At Ballycar Station he suggested the railway company deepen its drainage channel. He said this would be worth it “owing to the benefit the Limerick-Ennis railway will derive from being free from water”.

Immediately, powerful local landowners pledged £70, and £50 was to come from the Board of Works. Lord Dunboyne promised the value of the land would increase — but two men dissented.

Hugh Hickman, the owner of Fenloe Lake, said it “would be rather injurious” to the scenery and would drain the lake. Michael Riedy said it would weaken the flow to his mill.

Despite these complaints the plan won majority support but was never acted upon. Lord Dunboyne lacked the Board of Works approval.
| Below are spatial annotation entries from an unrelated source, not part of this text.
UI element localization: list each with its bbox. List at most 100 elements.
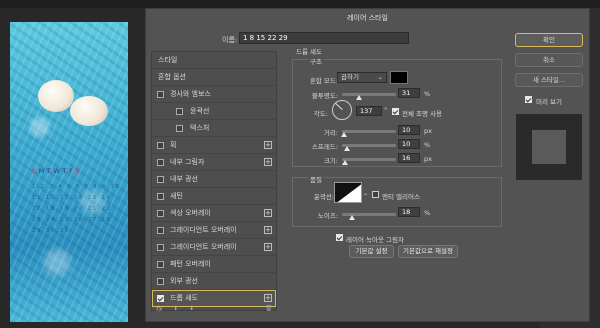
preview-checkbox[interactable] [525, 96, 532, 103]
style-item[interactable]: 내부 광선 [152, 171, 276, 188]
style-item[interactable]: 내부 그림자 + [152, 154, 276, 171]
opacity-label: 불투명도: [311, 92, 338, 100]
style-checkbox[interactable] [157, 159, 164, 166]
style-item-label: 텍스처 [190, 124, 210, 132]
add-style-icon[interactable]: + [264, 141, 272, 149]
style-preview [516, 114, 582, 180]
contour-picker[interactable] [334, 182, 362, 203]
style-item[interactable]: 그레이디언트 오버레이 + [152, 239, 276, 256]
dialog-title: 레이어 스타일 [347, 14, 388, 22]
make-default-button[interactable]: 기본값 설정 [349, 245, 394, 258]
ok-button[interactable]: 확인 [515, 33, 583, 47]
noise-slider[interactable] [342, 213, 396, 220]
style-item[interactable]: 스타일 [152, 52, 276, 69]
distance-slider[interactable] [341, 130, 396, 137]
style-item[interactable]: 경사와 엠보스 [152, 86, 276, 103]
move-down-icon[interactable]: ⬇ [189, 305, 194, 312]
contour-label: 윤곽선: [313, 193, 334, 201]
fx-icon[interactable]: fx [156, 305, 163, 313]
reset-default-button[interactable]: 기본값으로 재설정 [398, 245, 458, 258]
noise-thumb[interactable] [348, 215, 355, 220]
global-light-checkbox[interactable] [392, 108, 399, 115]
style-item[interactable]: 외부 광선 [152, 273, 276, 290]
style-checkbox[interactable] [157, 261, 164, 268]
style-item[interactable]: 윤곽선 [152, 103, 276, 120]
style-checkbox[interactable] [157, 210, 164, 217]
style-checkbox[interactable] [157, 142, 164, 149]
spread-slider[interactable] [342, 144, 396, 151]
style-checkbox[interactable] [157, 244, 164, 251]
style-item-label: 그레이디언트 오버레이 [170, 243, 237, 251]
chevron-down-icon: ⌄ [377, 73, 383, 81]
style-item[interactable]: 그레이디언트 오버레이 + [152, 222, 276, 239]
style-checkbox[interactable] [157, 227, 164, 234]
anti-alias-checkbox[interactable] [372, 191, 379, 198]
styles-footer: fx ⬆ ⬇ 🗑 [151, 305, 277, 319]
shadow-color-swatch[interactable] [390, 71, 408, 84]
name-label: 이름: [222, 36, 238, 44]
distance-input[interactable]: 10 [398, 125, 420, 135]
calendar-days: SMTWTFS [32, 168, 82, 175]
style-item[interactable]: 텍스처 [152, 120, 276, 137]
opacity-slider[interactable] [342, 93, 396, 100]
distance-thumb[interactable] [341, 132, 348, 137]
add-style-icon[interactable]: + [264, 294, 272, 302]
size-slider[interactable] [342, 158, 396, 165]
size-label: 크기: [323, 157, 338, 165]
style-checkbox[interactable] [157, 278, 164, 285]
style-item[interactable]: 혼합 옵션 [152, 69, 276, 86]
size-thumb[interactable] [342, 160, 349, 165]
angle-label: 각도: [313, 110, 328, 118]
shell-image [38, 80, 74, 112]
style-item-label: 내부 광선 [170, 175, 198, 183]
layer-style-dialog: 레이어 스타일 이름: 1 8 15 22 29 스타일 혼합 옵션 경사와 엠보스… [145, 8, 590, 322]
style-item[interactable]: 패턴 오버레이 [152, 256, 276, 273]
add-style-icon[interactable]: + [264, 158, 272, 166]
knockout-checkbox[interactable] [336, 234, 343, 241]
add-style-icon[interactable]: + [264, 243, 272, 251]
distance-label: 거리: [323, 129, 338, 137]
style-item-label: 드롭 섀도 [170, 294, 198, 302]
spread-thumb[interactable] [344, 146, 351, 151]
style-checkbox[interactable] [157, 193, 164, 200]
add-style-icon[interactable]: + [264, 209, 272, 217]
style-item-label: 그레이디언트 오버레이 [170, 226, 237, 234]
style-checkbox[interactable] [157, 91, 164, 98]
style-checkbox[interactable] [176, 108, 183, 115]
style-item-label: 윤곽선 [190, 107, 210, 115]
angle-input[interactable]: 137 [356, 106, 382, 116]
angle-dial[interactable] [332, 100, 352, 120]
style-item[interactable]: 새틴 [152, 188, 276, 205]
anti-alias-label: 앤티 앨리어스 [382, 193, 420, 201]
document-canvas: SMTWTFS 1 2 3 4 5 6 7 8 9 10 11 12 13 14… [10, 22, 128, 322]
spread-input[interactable]: 10 [398, 139, 420, 149]
trash-icon[interactable]: 🗑 [265, 305, 273, 312]
shell-image [70, 96, 108, 126]
size-input[interactable]: 16 [398, 153, 420, 163]
style-item[interactable]: 획 + [152, 137, 276, 154]
style-checkbox[interactable] [157, 176, 164, 183]
noise-label: 노이즈: [317, 212, 338, 220]
style-item[interactable]: 색상 오버레이 + [152, 205, 276, 222]
add-style-icon[interactable]: + [264, 226, 272, 234]
style-checkbox[interactable] [176, 125, 183, 132]
noise-unit: % [424, 209, 431, 217]
style-checkbox[interactable] [157, 295, 164, 302]
style-item-label: 새틴 [170, 192, 183, 200]
name-input[interactable]: 1 8 15 22 29 [239, 32, 409, 44]
blend-mode-select[interactable]: 곱하기 ⌄ [337, 72, 387, 83]
opacity-unit: % [424, 90, 431, 98]
noise-input[interactable]: 18 [398, 207, 420, 217]
distance-unit: px [424, 127, 432, 135]
new-style-button[interactable]: 새 스타일... [515, 73, 583, 87]
move-up-icon[interactable]: ⬆ [173, 305, 178, 312]
calendar-day: T [47, 168, 54, 175]
global-light-label: 전체 조명 사용 [402, 110, 443, 118]
opacity-input[interactable]: 31 [398, 88, 420, 98]
styles-list: 스타일 혼합 옵션 경사와 엠보스윤곽선텍스처획 + 내부 그림자 + 내부 광선새틴색상 … [151, 51, 277, 311]
style-item-label: 외부 광선 [170, 277, 198, 285]
preview-label: 미리 보기 [536, 98, 562, 106]
opacity-thumb[interactable] [355, 95, 362, 100]
cancel-button[interactable]: 취소 [515, 53, 583, 67]
contour-chevron-icon[interactable]: ⌄ [363, 190, 368, 197]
A century and a half later, the board’s modern day equivalent the Office of Public Works examined the flood basin.

Last week Irish Rail said it hoped the OPW can find a long-term solution as it is reopening the old Galway to Limerick line shortly.

OPW spokesman George Moir said engineers were working on the problem: “Our engineer said it is caused by a swallow hole and after heavy rain this year the water is not running off as normal. He will be back with recommendations.”
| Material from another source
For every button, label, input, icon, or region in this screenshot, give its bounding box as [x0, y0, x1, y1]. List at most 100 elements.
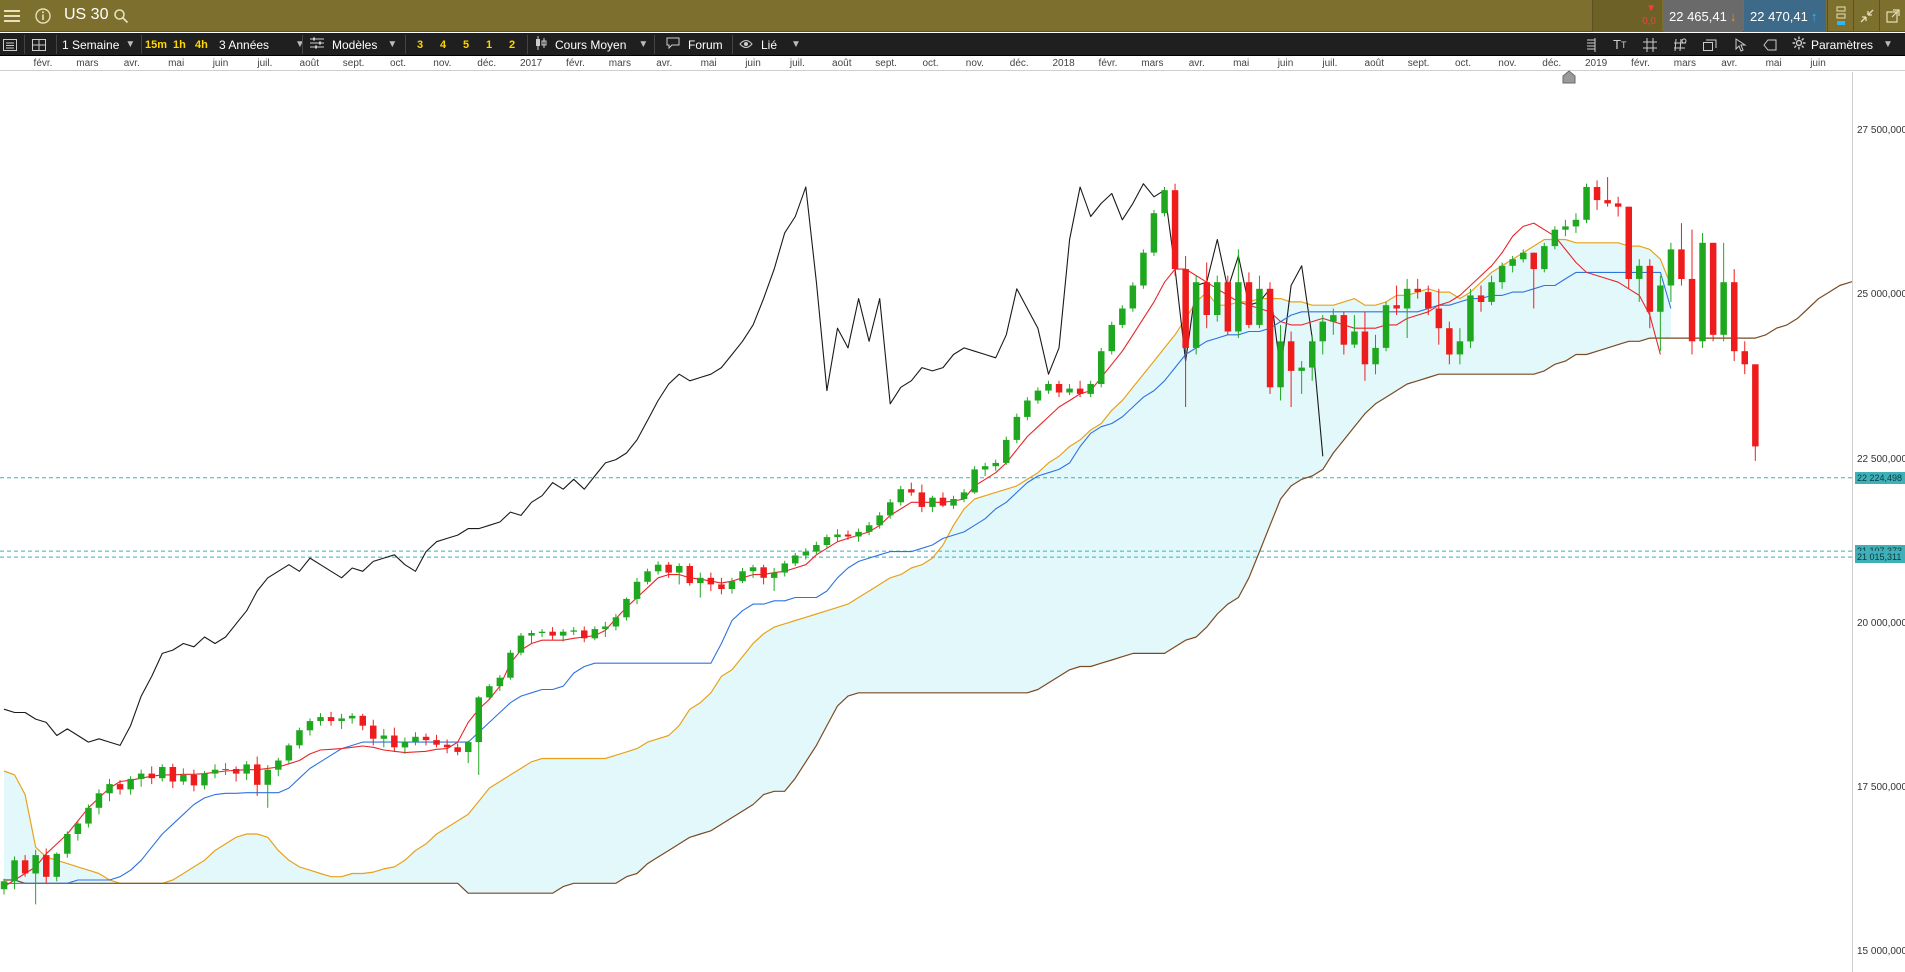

Lord Dunboyne may have saved the OPW the hassle. His assessment is contained in reports in the Clare Journal (June 20, 1864) and the Limerick Chronicle (June 21, 1864), kindly made available by the local studies’ sections of the Limerick City and Clare County libraries.

Flooding remedy: Five-and-a-half tonnes of spuds

Question: What would it have cost to fix the flooding problem blighting the Ennis to Limerick line?
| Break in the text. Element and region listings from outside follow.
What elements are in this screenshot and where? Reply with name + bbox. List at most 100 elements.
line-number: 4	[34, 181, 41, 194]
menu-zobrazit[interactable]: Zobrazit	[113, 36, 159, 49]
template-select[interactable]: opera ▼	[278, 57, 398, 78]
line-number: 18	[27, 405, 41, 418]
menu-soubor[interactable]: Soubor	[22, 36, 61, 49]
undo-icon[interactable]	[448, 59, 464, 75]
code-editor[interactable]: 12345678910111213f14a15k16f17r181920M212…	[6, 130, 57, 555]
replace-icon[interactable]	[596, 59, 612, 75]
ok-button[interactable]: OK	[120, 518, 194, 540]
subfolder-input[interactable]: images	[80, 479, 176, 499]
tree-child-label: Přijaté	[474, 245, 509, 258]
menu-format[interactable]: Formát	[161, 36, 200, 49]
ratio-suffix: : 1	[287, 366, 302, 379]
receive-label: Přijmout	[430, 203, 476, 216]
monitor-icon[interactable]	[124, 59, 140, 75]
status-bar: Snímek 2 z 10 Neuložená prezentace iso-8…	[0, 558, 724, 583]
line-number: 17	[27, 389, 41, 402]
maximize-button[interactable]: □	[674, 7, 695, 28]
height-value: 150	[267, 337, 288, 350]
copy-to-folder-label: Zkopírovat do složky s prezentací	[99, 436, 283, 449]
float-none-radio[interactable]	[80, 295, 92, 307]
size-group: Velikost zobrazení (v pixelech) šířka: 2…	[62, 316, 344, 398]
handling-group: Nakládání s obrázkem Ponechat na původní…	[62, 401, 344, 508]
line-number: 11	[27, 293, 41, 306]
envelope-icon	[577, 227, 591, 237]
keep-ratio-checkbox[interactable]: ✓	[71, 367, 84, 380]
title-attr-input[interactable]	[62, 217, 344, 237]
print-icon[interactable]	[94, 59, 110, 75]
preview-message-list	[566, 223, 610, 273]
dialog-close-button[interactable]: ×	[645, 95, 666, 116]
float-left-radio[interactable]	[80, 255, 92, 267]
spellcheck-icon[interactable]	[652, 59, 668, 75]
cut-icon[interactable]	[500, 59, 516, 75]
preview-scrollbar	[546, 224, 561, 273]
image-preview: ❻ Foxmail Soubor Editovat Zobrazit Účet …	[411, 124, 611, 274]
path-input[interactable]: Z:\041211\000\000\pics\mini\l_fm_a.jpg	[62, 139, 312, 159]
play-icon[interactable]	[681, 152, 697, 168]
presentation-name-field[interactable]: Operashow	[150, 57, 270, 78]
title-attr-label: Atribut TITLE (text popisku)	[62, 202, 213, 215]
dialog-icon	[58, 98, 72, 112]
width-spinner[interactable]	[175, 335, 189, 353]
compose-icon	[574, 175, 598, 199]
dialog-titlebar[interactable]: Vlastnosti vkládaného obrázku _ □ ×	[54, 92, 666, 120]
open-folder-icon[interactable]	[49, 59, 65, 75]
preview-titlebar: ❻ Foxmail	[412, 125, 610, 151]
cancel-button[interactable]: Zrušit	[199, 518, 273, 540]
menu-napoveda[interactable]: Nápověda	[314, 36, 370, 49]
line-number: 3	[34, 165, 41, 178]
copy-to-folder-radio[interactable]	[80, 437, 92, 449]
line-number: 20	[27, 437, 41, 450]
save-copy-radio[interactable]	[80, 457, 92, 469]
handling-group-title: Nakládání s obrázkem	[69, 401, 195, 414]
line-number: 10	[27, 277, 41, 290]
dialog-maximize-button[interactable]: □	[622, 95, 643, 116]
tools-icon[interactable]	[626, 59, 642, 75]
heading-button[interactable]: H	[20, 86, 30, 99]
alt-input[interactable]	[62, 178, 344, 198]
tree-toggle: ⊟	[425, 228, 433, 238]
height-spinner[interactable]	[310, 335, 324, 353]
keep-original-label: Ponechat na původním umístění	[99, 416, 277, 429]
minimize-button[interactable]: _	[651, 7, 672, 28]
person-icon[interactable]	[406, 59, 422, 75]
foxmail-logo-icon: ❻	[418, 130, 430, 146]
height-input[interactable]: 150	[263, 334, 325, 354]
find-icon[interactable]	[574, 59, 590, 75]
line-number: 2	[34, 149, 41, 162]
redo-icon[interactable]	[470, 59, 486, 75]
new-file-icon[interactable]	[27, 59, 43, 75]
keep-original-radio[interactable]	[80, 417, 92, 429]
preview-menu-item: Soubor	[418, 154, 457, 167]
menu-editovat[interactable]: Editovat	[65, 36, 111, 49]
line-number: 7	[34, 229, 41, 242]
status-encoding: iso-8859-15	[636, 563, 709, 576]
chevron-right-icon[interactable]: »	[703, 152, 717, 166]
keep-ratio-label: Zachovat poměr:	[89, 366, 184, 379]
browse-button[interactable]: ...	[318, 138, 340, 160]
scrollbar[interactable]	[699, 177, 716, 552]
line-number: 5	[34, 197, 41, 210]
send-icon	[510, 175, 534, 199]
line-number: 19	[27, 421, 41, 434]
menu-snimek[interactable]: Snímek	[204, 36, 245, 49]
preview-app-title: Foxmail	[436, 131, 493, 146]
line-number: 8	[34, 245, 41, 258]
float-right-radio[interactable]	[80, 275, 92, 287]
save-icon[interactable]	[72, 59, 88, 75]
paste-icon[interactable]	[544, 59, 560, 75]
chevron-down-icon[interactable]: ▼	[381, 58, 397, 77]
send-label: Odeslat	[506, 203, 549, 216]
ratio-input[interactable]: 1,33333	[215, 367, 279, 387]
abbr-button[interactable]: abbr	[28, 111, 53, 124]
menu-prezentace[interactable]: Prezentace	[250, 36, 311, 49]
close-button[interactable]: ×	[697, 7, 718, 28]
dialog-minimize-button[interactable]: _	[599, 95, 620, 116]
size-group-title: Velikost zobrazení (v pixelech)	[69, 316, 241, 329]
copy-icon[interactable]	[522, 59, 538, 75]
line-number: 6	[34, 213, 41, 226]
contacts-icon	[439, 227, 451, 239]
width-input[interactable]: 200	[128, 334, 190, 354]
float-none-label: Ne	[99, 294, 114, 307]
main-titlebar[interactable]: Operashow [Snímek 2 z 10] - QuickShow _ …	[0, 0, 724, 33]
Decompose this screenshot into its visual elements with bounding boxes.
Answer: The same price as five and a half tonnes of fine new potatoes on the week the drainage plan was first discussed in 1864.

It would be a mathematical nightmare to convert the price into today’s values, but it can be put in perspective.

Engineer John McMahon told the Ennis Courthouse meeting that £100 would get the drainage project started. At the time, men earned £15-2s-0d a year.

Alongside the Clare Journal’s report on the meeting, a note said a pound of “very fine new potatoes” was got for 2p in Limerick — 0.008% the budget for the work. Today, the same weight of spuds in Thomondgate, Limerick, cost €0.22 and farmers can get a wholesale price of €1,650 for the 5.5 tonne of potatoes, which would have covered the 1864 project.

However, in 1864, the gap between rich and poor was vast. Sociologist Karl Marx studied the bank balances among Ireland’s elite. That year 387 people in Ireland earned more than the £1,006 it would have cost to purchase the 989 acres in Newmarket on Fergus affected by the flooding. According to the plan’s author, Lord Dunboyne, land values would have gone up by 15% for every acre affected. Today, the same area of 18sq/km is under water with no solution in sight and nearby agricultural land is selling for €25,000 per acre.